A model for the positive and negative effects of PrP^C and its variants. (A) PrP (black) consists of a globular C-terminal domain (hexagon) and an N-terminal flexible tail (arch) encompassing the ORs (circle). The model rests on the following assumptions: (1) PrP^C activates a hitherto unidentified receptor (PrP_R), which transmits myelin maintenance signals (flashes); (2) in the absence of PrP^C, PrP_R exerts some residual activity, either constitutively or by recruiting a surrogate ligand; (3) the activity of PrP^C and its mutants requires homo- or heterodimerization, and induces dimerization of PrP_R; and (4) PrP dimers containing PrP_ΔCD or PrP_ΔCD trap PrP_R in an inactive dominant-negative state.
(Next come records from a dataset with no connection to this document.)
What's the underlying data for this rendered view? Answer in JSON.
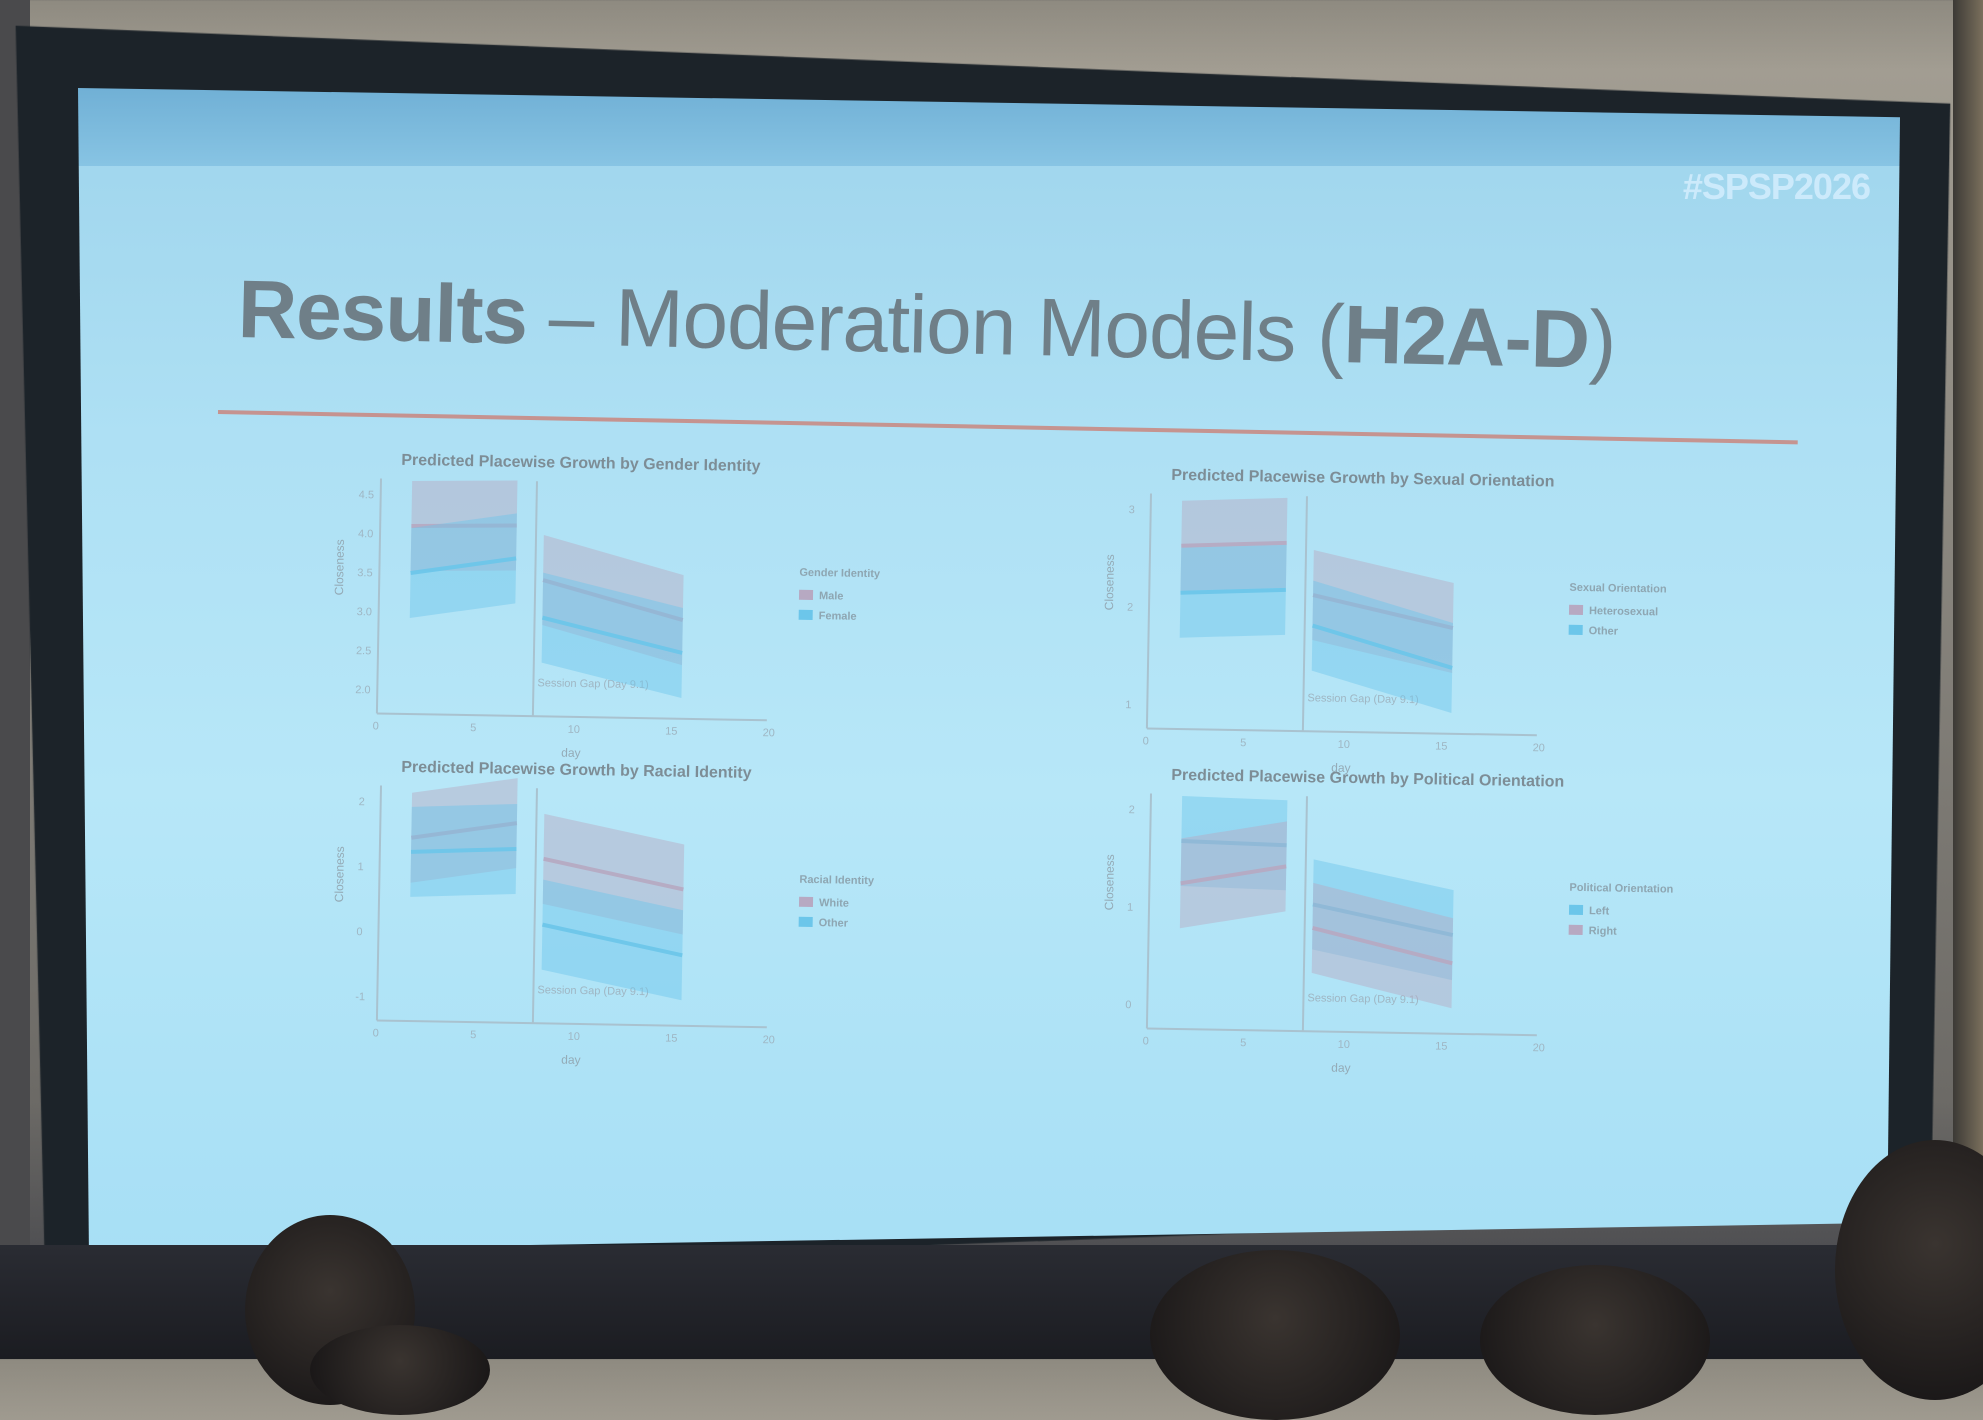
{
  "slide": {
    "hashtag": "#SPSP2026",
    "title_part1": "Results",
    "title_part2": " – Moderation Models (",
    "title_part3": "H2A-D",
    "title_part4": ")"
  },
  "panels": [
    {
      "title": "Predicted Placewise Growth by Gender Identity",
      "ylabel": "Closeness",
      "xlabel": "day",
      "yticks": [
        "2.0",
        "2.5",
        "3.0",
        "3.5",
        "4.0",
        "4.5"
      ],
      "xticks": [
        "0",
        "5",
        "10",
        "15",
        "20"
      ],
      "vline_label": "Session Gap (Day 9.1)",
      "legend_title": "Gender Identity",
      "legend": [
        "Male",
        "Female"
      ],
      "upper_color": "#b7a9c2",
      "lower_color": "#6cc6ea"
    },
    {
      "title": "Predicted Placewise Growth by Sexual Orientation",
      "ylabel": "Closeness",
      "xlabel": "day",
      "yticks": [
        "1",
        "2",
        "3"
      ],
      "xticks": [
        "0",
        "5",
        "10",
        "15",
        "20"
      ],
      "vline_label": "Session Gap (Day 9.1)",
      "legend_title": "Sexual Orientation",
      "legend": [
        "Heterosexual",
        "Other"
      ],
      "upper_color": "#b7a9c2",
      "lower_color": "#6cc6ea"
    },
    {
      "title": "Predicted Placewise Growth by Racial Identity",
      "ylabel": "Closeness",
      "xlabel": "day",
      "yticks": [
        "-1",
        "0",
        "1",
        "2"
      ],
      "xticks": [
        "0",
        "5",
        "10",
        "15",
        "20"
      ],
      "vline_label": "Session Gap (Day 9.1)",
      "legend_title": "Racial Identity",
      "legend": [
        "White",
        "Other"
      ],
      "upper_color": "#b7a9c2",
      "lower_color": "#6cc6ea"
    },
    {
      "title": "Predicted Placewise Growth by Political Orientation",
      "ylabel": "Closeness",
      "xlabel": "day",
      "yticks": [
        "0",
        "1",
        "2"
      ],
      "xticks": [
        "0",
        "5",
        "10",
        "15",
        "20"
      ],
      "vline_label": "Session Gap (Day 9.1)",
      "legend_title": "Political Orientation",
      "legend": [
        "Left",
        "Right"
      ],
      "upper_color": "#6cc6ea",
      "lower_color": "#b7a9c2"
    }
  ],
  "icons": [
    "pen-icon",
    "pointer-icon",
    "search-icon",
    "grid-icon",
    "slides-icon",
    "more-icon"
  ]
}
Finally, (5) the OR region stabilizes the interaction between PrP and PrP_R, but does not contribute directly to signaling. (B) By increasing complex affinity to PrP_R through its ORs, PrP_ΔpHC may displace PrP_ΔF homodimers, thereby ameliorating the phenotype of compound PrP_ΔFΔpHC transgenic mice. However, as PrP_ΔCD also contains ORs, it may more efficiently compete with PrP_ΔpHC for PrP_R and thus prevents any phenotypic improvement.